If that’s the Tacx Satori, it is a ‘rolling road’ for a bicycle. Magnets are moved in and out to adjust the amount of braking on the flywheel and roller. A cable with a lever on the end is used to adjust the magnets to raise or lower its turning resistance.
Each resistance setting has a curve of Watts vs Speed, so can simulate different Cd bikes and road gradients.
To make the roller and flywheel simulate a road traveling at 20 mph, the rear wheel of the bicycle under test must push the roller round. The roller on this Turbo is not driven by an electric motor.

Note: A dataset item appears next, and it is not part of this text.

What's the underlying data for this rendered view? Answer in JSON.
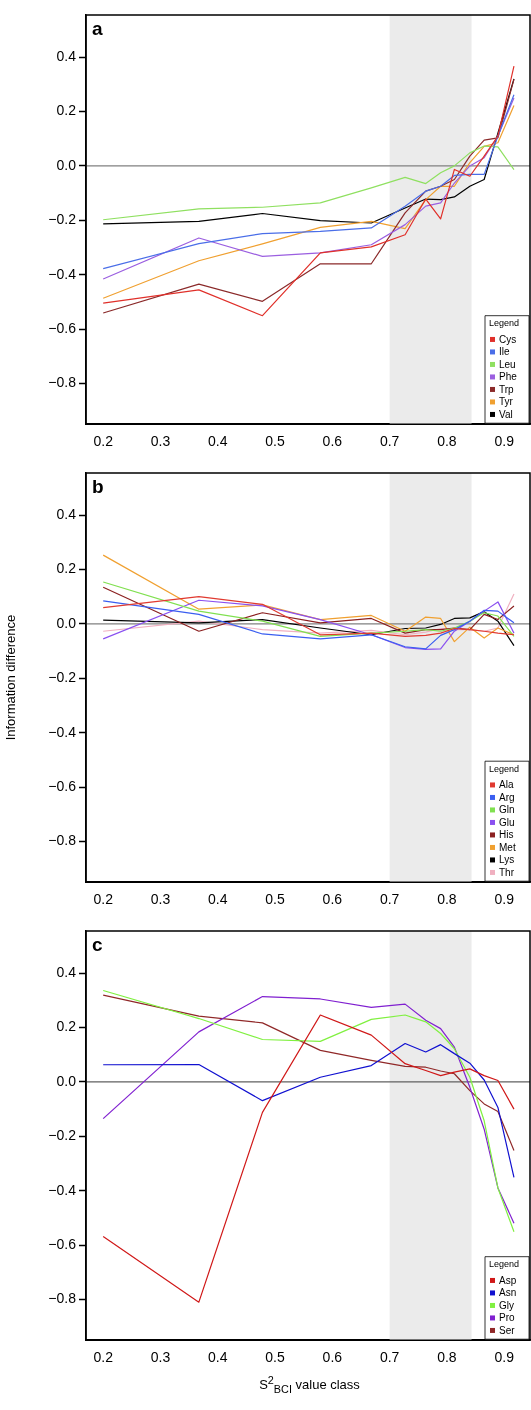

It is up to the bike’s rider to make the bike’s rear wheel rotate to the required speed. When the bike’s rear wheel is rotating the turbo’s roller at a speed to simulate 20 mph roadspeed, the rider can ‘look up’ on the graph in the owner’s manual to ascertain how much power he/she is putting into the rear tyre.
There is a ‘transmission loss’ factor on all bicycles, about 3% for a race bike, so if 200 Watts is at the rear tyre, 206 Watts is at the cranks. This is the major drawback with turbo trainers. Bicycle owners don’t know the transmission loss of their bikes. It could be 2 – 15% depending upon lubrication and wear.
The parameters that change when the cyclist changes gear while maintaining a 20 mph simulated roadspeed are crank speed and applied torque on the crankshaft. NOT power.
When a low gear is used, the perception is that it is difficult to maintain due to the cyclist ‘spinning out’ with lower pedal pressure. When a high gear is used, the perception is that it is difficult due to mashing and high pedal pressure.
When an appropriate gear is used so cadence suits the rider’s muscle type, he/she is in the Goldilocks zone.
To not have ‘aching legs’ after a turbo session could be due to one of three things. Speed sensor is faulty. Resistance actuator is faulty. Human error.